Michelle Mello, a professor of law and health and policy research at Stanford University, said the number of waiver requests for immunization requirements was very low in many states. "You can believe that vaccines are not working, that they are dangerous or that they are simply going against your parenting philosophy," she said.

But measles outbreaks across the country this winter are leading to many derogations: at least eight states, including some with measles outbreaks this year, want to remove personal exemptions for measles vaccine. And some States would abolish the exemption for all vaccines.

Most of this year's measles cases involve children who have not been vaccinated against the virus.

Once considered eradicated in the United States, measles has made at least 159 people sick since the beginning of 2019, according to the Centers for Disease Control and Prevention, in homes ranging from Washington and Oregon to Texas. At New York. Last year, 372 cases of measles were reported nationwide.

The decision by state legislatures to tighten vaccine requirements is good news for Diane Peterson., the Deputy Director of Immunization Projects, Vaccine Defense Group, Immunization Action Coalition.

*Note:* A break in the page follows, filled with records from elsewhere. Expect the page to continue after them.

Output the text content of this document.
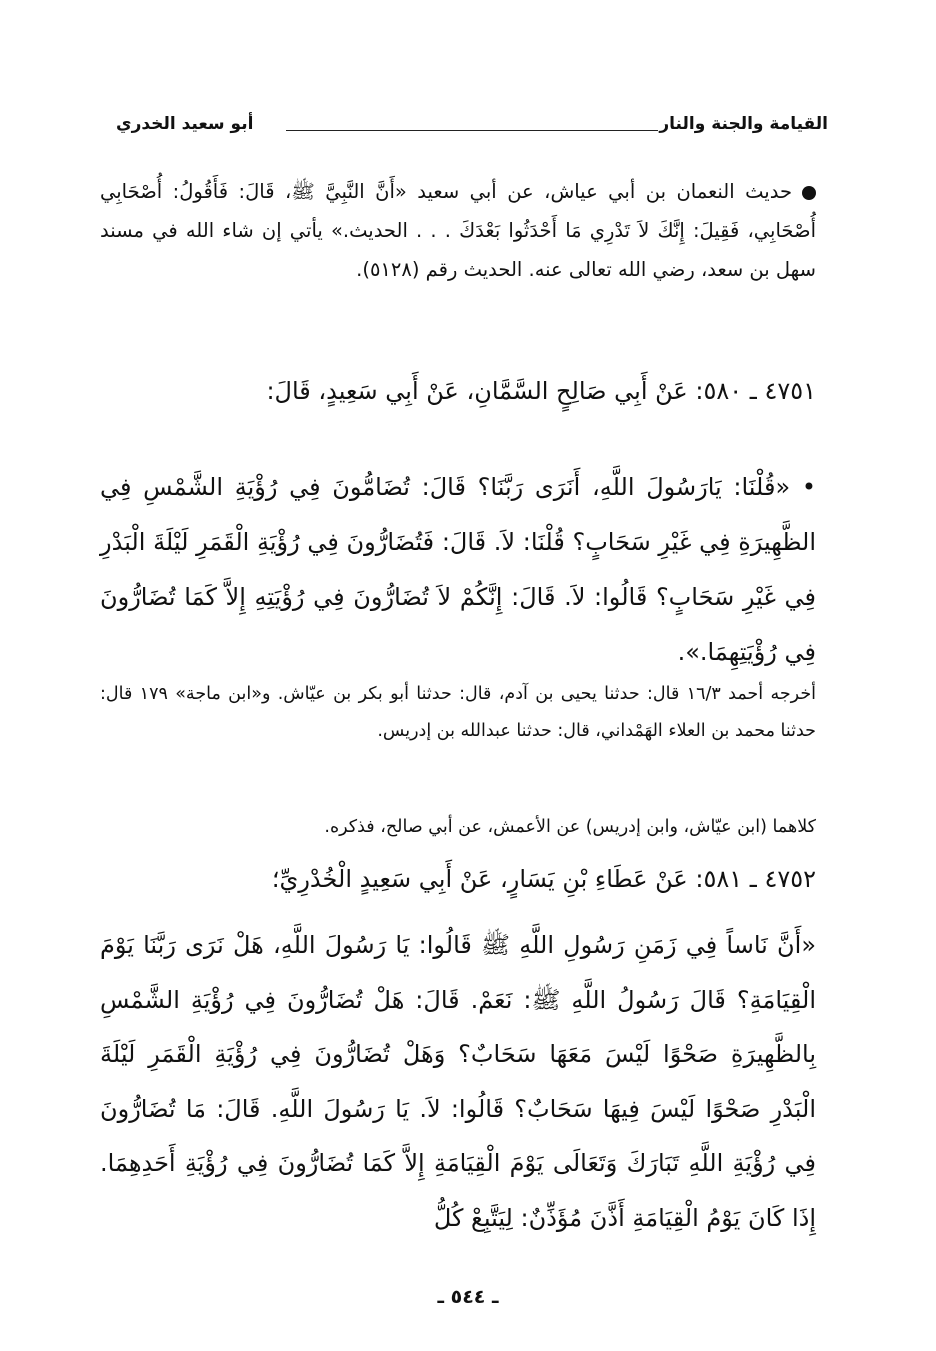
القيامة والجنة والنار
أبو سعيد الخدري
حديث النعمان بن أبي عياش، عن أبي سعيد «أَنَّ النَّبِيَّ ﷺ، قَالَ: فَأَقُولُ: أُصْحَابِي أُصْحَابِي، فَقِيلَ: إِنَّكَ لاَ تَدْرِي مَا أَحْدَثُوا بَعْدَكَ . . . الحديث.» يأتي إن شاء الله في مسند سهل بن سعد، رضي الله تعالى عنه. الحديث رقم (٥١٢٨).
٤٧٥١ ـ ٥٨٠: عَنْ أَبِي صَالِحٍ السَّمَّانِ، عَنْ أَبِي سَعِيدٍ، قَالَ:
• «قُلْنَا: يَارَسُولَ اللَّهِ، أَنَرَى رَبَّنَا؟ قَالَ: تُضَامُّونَ فِي رُؤْيَةِ الشَّمْسِ فِي الظَّهِيرَةِ فِي غَيْرِ سَحَابٍ؟ قُلْنَا: لاَ. قَالَ: فَتُضَارُّونَ فِي رُؤْيَةِ الْقَمَرِ لَيْلَةَ الْبَدْرِ فِي غَيْرِ سَحَابٍ؟ قَالُوا: لاَ. قَالَ: إِنَّكُمْ لاَ تُضَارُّونَ فِي رُؤْيَتِهِ إِلاَّ كَمَا تُضَارُّونَ فِي رُؤْيَتِهِمَا.».
أخرجه أحمد ١٦/٣ قال: حدثنا يحيى بن آدم، قال: حدثنا أبو بكر بن عيّاش. و«ابن ماجة» ١٧٩ قال: حدثنا محمد بن العلاء الهَمْداني، قال: حدثنا عبدالله بن إدريس.
كلاهما (ابن عيّاش، وابن إدريس) عن الأعمش، عن أبي صالح، فذكره.
٤٧٥٢ ـ ٥٨١: عَنْ عَطَاءِ بْنِ يَسَارٍ، عَنْ أَبِي سَعِيدٍ الْخُدْرِيِّ؛
«أَنَّ نَاساً فِي زَمَنِ رَسُولِ اللَّهِ ﷺ قَالُوا: يَا رَسُولَ اللَّهِ، هَلْ نَرَى رَبَّنَا يَوْمَ الْقِيَامَةِ؟ قَالَ رَسُولُ اللَّهِ ﷺ: نَعَمْ. قَالَ: هَلْ تُضَارُّونَ فِي رُؤْيَةِ الشَّمْسِ بِالظَّهِيرَةِ صَحْوًا لَيْسَ مَعَهَا سَحَابٌ؟ وَهَلْ تُضَارُّونَ فِي رُؤْيَةِ الْقَمَرِ لَيْلَةَ الْبَدْرِ صَحْوًا لَيْسَ فِيهَا سَحَابٌ؟ قَالُوا: لاَ. يَا رَسُولَ اللَّهِ. قَالَ: مَا تُضَارُّونَ فِي رُؤْيَةِ اللَّهِ تَبَارَكَ وَتَعَالَى يَوْمَ الْقِيَامَةِ إِلاَّ كَمَا تُضَارُّونَ فِي رُؤْيَةِ أَحَدِهِمَا. إِذَا كَانَ يَوْمُ الْقِيَامَةِ أَذَّنَ مُؤَذِّنٌ: لِيَتَّبِعْ كُلُّ
ـ ٥٤٤ ـ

"Measles is not like a cold," says Peterson. "The children are very very sick and can be hospitalized," she says, adding that measles can even lead to death.

The virus is highly contagious, is airborne and spreads easily. He can survive in the air for a few hours.

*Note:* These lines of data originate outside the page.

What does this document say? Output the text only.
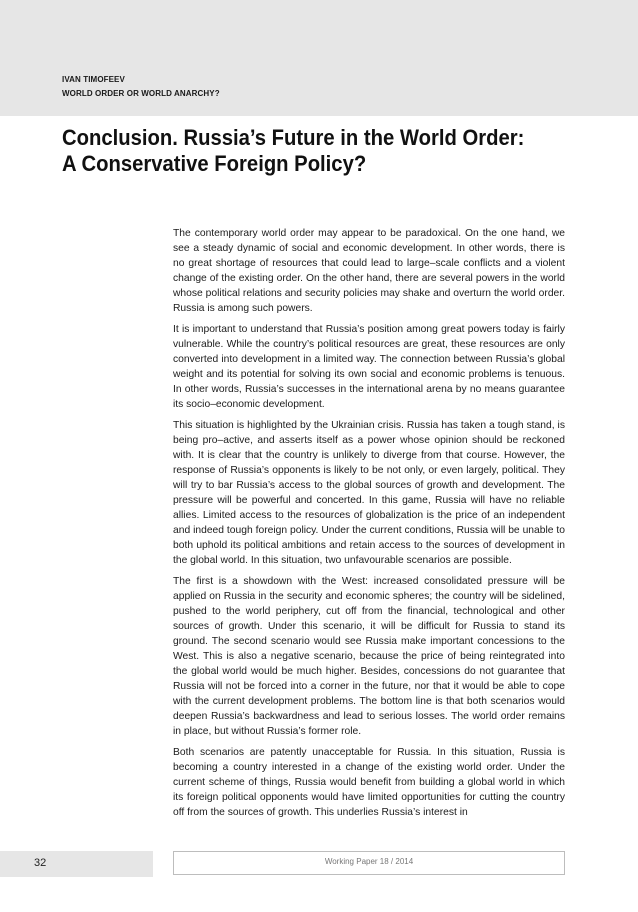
IVAN TIMOFEEV
WORLD ORDER OR WORLD ANARCHY?
Conclusion. Russia’s Future in the World Order:
A Conservative Foreign Policy?

The contemporary world order may appear to be paradoxical. On the one hand, we see a steady dynamic of social and economic development. In other words, there is no great shortage of resources that could lead to large–scale conflicts and a violent change of the existing order. On the other hand, there are several powers in the world whose political relations and security policies may shake and overturn the world order. Russia is among such powers.

It is important to understand that Russia’s position among great powers today is fairly vulnerable. While the country’s political resources are great, these resources are only converted into development in a limited way. The connection between Russia’s global weight and its potential for solving its own social and economic problems is tenuous. In other words, Russia’s successes in the international arena by no means guarantee its socio–economic development.

This situation is highlighted by the Ukrainian crisis. Russia has taken a tough stand, is being pro–active, and asserts itself as a power whose opinion should be reckoned with. It is clear that the country is unlikely to diverge from that course. However, the response of Russia’s opponents is likely to be not only, or even largely, political. They will try to bar Russia’s access to the global sources of growth and development. The pressure will be powerful and concerted. In this game, Russia will have no reliable allies. Limited access to the resources of globalization is the price of an independent and indeed tough foreign policy. Under the current conditions, Russia will be unable to both uphold its political ambitions and retain access to the sources of development in the global world. In this situation, two unfavourable scenarios are possible.

The first is a showdown with the West: increased consolidated pressure will be applied on Russia in the security and economic spheres; the country will be sidelined, pushed to the world periphery, cut off from the financial, technological and other sources of growth. Under this scenario, it will be difficult for Russia to stand its ground. The second scenario would see Russia make important concessions to the West. This is also a negative scenario, because the price of being reintegrated into the global world would be much higher. Besides, concessions do not guarantee that Russia will not be forced into a corner in the future, nor that it would be able to cope with the current development problems. The bottom line is that both scenarios would deepen Russia’s backwardness and lead to serious losses. The world order remains in place, but without Russia’s former role.

Both scenarios are patently unacceptable for Russia. In this situation, Russia is becoming a country interested in a change of the existing world order. Under the current scheme of things, Russia would benefit from building a global world in which its foreign political opponents would have limited opportunities for cutting the country off from the sources of growth. This underlies Russia’s interest in

32	Working Paper 18 / 2014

"A patient with measles can go to the doctor, cough in the examination room and two hours later, another patient entering the same examination room may be infected," Peterson said.

The virus is spreading quickly this winter, she says, because of "pockets of children who have not been vaccinated, mainly because of parents who have decided not to vaccinate them".

This leaves not only unvaccinated schoolchildren vulnerable to the virus, but also many adults whose immune systems are inhibited and infants who are not old enough to be vaccinated.

According to the Association of State and Territorial Health Officials, draft laws to limit exemptions are pending in a growing number of states.

None of this is appropriate for activists who want their states to maintain personal and philosophical exemptions.

"No one should judge the religious and spiritual convictions of another person," says Barbara Loe Fisher, spokesperson for the National Vaccine Information Center, a group that campaigns against compulsory vaccination and who thinks that parents should have the choice. "No one should be allowed to force someone to violate his conscience when he makes a decision regarding the use of a pharmacological product involving a risk of harm."

The scientific consensus on the risks of vaccines is that serious side effects are extremely rare. A suggestion that vaccination could be linked to serious consequences such as autism had been refuted several years ago, after the findings supporting this link had been proven fraudulent.

Mello, the Stanford Law Professor who followed the debate on the exemption, notes that the courts have repeatedly reiterated that when a public health intervention is necessary to protect public health, individuals can usually be forced to give up some personal freedom, especially if that freedom is bound to a governmental advantage such as public school.

So far, only three states – Mississippi, West Virginia and California – prohibit all vaccine-related exemptions, including the exclusion of families who say their religious beliefs conflict with vaccination.

The state legislature of California made this decision in 2015, less than a year after the state experienced a major measles outbreak that occurred for the first time among non-status children. vaccinated from Disneyland.